Something funny happened during the 2008 presidential election.

Telephone polls taken right before the election showed voters leaning toward John McCain. Election results, of course, sent Barack Obama to the White House.

What happened? No poll is perfect, but telephone polls in 2008 had a unique bias: many only called landlines, skipping cell phones.

That threw the poll off. As Nate Silver wrote after the election, "The roughly one-third of Americans who rely exclusively on cell phones tend to be younger, more urban, worse off financially and more likely to be black or Hispanic than the broader group of voters, all characteristics that correlate with Democratic voting."

Ideally, election polls would contact every voter. But that's too hard and expensive. So we use a small sample and assume it represents the average.

Sadly, it often doesn't. A sample that is biased, or too small, is one of the biggest terrors in statistics. It creates averages that really aren't, and causes us to see trends that don't exist -- all under the guise of, "Hey, this is data!"

This is important to keep in mind when thinking about markets or the economy. Because here's the truth: We don't have a very good sample to draw from.

There have been 33 U.S. recessions in the last 156 years, a period that begins before the Civil War. That isn't many. And the data we have on most of those recessions is dubious. For example, estimates on how much the economy contracted during the recession of 1920 range from 2.4% to 6.9%, which is the difference between a moderate recession and a near-depression. In the last 50 years, when data is more reliable, there have been just seven U.S. recessions.

So how are we supposed to take seriously any statistic about the average recession? How long the average recession lasts? How frequently they occur? How high unemployment goes? We're talking about something that has occurred just seven times in the last half-century. Just like the election polls, these averages can't be taken too seriously. This is not a good sample -- in this case, it's just too small.

There have been two world wars in the last 100 years. But no one would ever say, "the average world war lasts five years," or "the average world war kills 60 million people." No one would say we're overdue for a world war based on past trends. It's obvious that two wars isn't enough to create an average that might tell us what the next war might look like, or when it will occur.

Same goes with market volatility. There have been nine occurrences of the S&P 500 falling 30% or more since 1928, and three occurrences of 50% declines. Three! That is not nearly enough to define anything about the average market crash. But there's a tendency -- one I've fallen for -- to look at past market crashes as a guide to future expectations.

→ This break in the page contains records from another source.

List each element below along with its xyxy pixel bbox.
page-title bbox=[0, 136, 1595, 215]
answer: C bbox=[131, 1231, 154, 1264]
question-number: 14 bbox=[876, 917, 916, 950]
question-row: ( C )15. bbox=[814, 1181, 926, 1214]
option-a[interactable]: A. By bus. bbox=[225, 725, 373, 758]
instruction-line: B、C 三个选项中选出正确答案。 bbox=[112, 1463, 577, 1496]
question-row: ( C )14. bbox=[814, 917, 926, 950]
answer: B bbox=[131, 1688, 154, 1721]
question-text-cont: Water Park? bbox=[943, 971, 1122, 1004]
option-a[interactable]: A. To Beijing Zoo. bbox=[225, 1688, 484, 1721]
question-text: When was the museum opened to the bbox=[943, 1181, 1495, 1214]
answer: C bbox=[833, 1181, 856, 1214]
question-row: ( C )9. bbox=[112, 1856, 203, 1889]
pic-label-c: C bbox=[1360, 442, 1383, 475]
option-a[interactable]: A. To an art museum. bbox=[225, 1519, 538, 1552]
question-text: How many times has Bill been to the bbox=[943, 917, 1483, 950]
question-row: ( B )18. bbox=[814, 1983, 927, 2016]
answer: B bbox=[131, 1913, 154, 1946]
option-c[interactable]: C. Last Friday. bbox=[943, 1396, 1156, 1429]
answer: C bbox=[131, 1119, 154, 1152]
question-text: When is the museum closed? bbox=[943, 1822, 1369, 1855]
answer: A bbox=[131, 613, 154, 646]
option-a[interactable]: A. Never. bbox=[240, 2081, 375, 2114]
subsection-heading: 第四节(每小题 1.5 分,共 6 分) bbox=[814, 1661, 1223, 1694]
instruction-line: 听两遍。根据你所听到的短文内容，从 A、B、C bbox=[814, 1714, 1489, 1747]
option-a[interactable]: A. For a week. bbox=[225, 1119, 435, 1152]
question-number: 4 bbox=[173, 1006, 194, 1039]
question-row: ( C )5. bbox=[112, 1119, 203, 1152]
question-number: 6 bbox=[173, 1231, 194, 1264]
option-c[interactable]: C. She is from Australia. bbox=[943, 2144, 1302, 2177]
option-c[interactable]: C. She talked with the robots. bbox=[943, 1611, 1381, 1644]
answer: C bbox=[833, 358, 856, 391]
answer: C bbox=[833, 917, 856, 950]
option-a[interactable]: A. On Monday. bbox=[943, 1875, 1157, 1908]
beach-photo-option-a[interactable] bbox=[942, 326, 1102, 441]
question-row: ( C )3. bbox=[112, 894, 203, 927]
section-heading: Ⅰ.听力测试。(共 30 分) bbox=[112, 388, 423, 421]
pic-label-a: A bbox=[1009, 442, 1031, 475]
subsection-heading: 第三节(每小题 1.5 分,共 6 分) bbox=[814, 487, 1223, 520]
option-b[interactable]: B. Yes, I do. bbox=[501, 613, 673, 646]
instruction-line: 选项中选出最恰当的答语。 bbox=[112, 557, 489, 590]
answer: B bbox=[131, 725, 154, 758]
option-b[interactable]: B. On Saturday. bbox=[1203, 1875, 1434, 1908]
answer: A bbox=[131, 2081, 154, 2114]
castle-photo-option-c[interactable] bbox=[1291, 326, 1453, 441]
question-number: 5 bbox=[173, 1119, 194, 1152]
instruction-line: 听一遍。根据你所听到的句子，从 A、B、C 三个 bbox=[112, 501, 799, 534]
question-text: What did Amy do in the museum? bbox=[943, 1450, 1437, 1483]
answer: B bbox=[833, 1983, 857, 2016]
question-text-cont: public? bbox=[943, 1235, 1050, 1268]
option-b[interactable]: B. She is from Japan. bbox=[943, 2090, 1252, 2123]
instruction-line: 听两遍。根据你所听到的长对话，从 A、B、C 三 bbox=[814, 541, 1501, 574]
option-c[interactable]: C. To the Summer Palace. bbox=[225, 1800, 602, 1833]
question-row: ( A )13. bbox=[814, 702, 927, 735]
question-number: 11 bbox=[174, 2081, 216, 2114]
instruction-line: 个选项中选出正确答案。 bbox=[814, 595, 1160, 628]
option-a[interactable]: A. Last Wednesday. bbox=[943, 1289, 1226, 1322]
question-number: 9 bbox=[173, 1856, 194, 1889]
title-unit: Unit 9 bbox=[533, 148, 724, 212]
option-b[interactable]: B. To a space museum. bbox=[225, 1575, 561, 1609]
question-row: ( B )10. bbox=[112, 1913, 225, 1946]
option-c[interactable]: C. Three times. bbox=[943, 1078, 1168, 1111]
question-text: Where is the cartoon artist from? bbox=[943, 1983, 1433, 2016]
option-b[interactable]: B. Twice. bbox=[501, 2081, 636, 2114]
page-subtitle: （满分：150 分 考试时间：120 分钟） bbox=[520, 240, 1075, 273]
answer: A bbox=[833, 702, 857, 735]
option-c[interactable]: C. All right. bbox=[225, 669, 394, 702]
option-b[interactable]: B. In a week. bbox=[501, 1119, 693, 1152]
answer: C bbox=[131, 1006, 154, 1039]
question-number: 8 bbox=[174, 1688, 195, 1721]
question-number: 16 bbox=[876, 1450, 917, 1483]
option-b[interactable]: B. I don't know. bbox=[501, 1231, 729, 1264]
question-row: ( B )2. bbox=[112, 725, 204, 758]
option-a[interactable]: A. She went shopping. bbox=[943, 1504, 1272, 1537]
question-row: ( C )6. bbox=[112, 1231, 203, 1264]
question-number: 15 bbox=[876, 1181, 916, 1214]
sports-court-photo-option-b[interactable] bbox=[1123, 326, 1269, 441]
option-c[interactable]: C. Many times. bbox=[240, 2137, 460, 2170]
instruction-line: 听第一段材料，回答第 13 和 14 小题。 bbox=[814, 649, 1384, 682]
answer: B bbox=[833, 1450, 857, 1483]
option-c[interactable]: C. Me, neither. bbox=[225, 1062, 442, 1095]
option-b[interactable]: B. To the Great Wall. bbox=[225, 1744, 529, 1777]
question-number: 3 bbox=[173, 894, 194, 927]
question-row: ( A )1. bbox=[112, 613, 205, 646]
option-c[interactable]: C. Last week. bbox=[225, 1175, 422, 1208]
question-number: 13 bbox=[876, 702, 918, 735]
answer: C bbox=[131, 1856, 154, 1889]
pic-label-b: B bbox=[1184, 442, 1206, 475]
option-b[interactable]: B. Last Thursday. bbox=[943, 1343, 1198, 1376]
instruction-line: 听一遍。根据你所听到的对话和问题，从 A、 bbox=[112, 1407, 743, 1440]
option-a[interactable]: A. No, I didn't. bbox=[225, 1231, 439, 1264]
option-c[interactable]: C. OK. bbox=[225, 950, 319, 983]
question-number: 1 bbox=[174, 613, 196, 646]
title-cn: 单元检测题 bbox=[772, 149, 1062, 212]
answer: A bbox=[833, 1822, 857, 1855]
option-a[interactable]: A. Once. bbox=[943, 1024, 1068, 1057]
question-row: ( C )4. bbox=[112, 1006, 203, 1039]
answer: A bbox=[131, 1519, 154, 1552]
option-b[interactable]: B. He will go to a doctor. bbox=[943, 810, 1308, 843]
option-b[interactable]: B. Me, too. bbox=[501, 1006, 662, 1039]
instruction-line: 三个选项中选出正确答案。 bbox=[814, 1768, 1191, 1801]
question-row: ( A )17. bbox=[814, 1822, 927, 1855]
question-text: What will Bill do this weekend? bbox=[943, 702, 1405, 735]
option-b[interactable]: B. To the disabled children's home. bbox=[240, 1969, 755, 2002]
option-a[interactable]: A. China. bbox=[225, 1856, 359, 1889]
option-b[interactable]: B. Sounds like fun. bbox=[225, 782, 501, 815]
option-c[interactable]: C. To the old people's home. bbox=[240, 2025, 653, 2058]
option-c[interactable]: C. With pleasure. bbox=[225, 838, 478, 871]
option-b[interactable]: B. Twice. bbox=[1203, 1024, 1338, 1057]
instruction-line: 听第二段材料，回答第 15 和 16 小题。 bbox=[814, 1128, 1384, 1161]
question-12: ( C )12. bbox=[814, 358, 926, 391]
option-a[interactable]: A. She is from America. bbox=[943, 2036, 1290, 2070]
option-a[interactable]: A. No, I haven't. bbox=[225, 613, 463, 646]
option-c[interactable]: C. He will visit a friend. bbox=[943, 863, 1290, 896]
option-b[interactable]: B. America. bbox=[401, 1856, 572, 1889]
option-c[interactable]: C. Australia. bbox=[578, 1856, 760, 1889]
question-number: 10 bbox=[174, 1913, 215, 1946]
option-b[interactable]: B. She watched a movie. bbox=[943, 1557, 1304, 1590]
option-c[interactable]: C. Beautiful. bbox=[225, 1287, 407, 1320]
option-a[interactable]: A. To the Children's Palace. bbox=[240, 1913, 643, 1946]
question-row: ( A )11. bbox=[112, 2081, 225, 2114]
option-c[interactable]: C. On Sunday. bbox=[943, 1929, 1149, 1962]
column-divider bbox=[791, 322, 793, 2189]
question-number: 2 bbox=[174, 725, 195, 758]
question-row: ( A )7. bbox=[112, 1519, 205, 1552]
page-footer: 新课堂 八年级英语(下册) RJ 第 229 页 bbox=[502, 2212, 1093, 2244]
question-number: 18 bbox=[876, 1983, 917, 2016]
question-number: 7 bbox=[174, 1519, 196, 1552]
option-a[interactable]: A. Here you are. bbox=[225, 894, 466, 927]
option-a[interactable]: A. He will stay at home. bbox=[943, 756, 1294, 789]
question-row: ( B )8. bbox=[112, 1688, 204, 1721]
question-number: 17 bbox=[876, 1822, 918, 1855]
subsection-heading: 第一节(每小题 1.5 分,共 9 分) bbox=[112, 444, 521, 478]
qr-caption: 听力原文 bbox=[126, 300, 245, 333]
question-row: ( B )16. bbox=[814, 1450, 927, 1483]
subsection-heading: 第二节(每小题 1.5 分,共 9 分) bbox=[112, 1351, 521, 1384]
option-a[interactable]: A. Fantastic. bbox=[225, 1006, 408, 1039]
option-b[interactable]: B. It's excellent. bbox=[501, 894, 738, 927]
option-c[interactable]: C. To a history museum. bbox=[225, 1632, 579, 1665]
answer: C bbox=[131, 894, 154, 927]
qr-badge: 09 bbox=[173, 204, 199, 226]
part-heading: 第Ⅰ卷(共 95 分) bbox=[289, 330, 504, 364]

There is no easy answer to this. "More data" doesn't always help, because markets change over time that apples aren't being compared to apples.

The S&P 500 did not include financial stocks until 1976; today, financials make up 16% of the index. Technology stocks were virtually nonexistent 50 years ago. Today, they're almost one-fifth of the index. Accounting rules have changed over time. So have disclosures, auditing, and market liquidity. 401(k)s and IRAs -- which hold trillions of dollars --- didn't exist until 40 years ago. Comparing today's market to the past isn't apples to apples. 

Changing the sample you use can give you completely different results, which is dangerous because it lets you prove almost anything you want. 

Take Yale economist Robert Shiller's valuation metric, the cyclically adjusted P/E ratio. Since 1871, CAPE has averaged 16.6, which makes today's market, at 26 times earnings, look overvalued. But since 1957, when the S&P 500 was born (Shiller used a hypothetical version before then), the average is 20. Since 1990, when globalization took off and technology stocks became a bigger part of the index, the average is 25.3. So maybe stocks aren't so overvalued? 

A question I like to ask economists is, "What's one thing you'd like to know about the economy that can't be known?"

If someone asked me the same question, my answer would be this: What would we know about the economy and stock market if we had 10,000 years of perfect, unimpeachable, apples-to-apples data?

My guess is that almost everything we think we know about average recessions, average market crashes, and average bull markets would be upended.

Maybe we'd learn that the last 100 years of high stock market returns were a fluke. Or abnormally low, pushed down by two world wars. Or that Great Depressions are actually common. Or extremely rare.

I really don't know. Nobody does. But I'm confident we'd be shocked.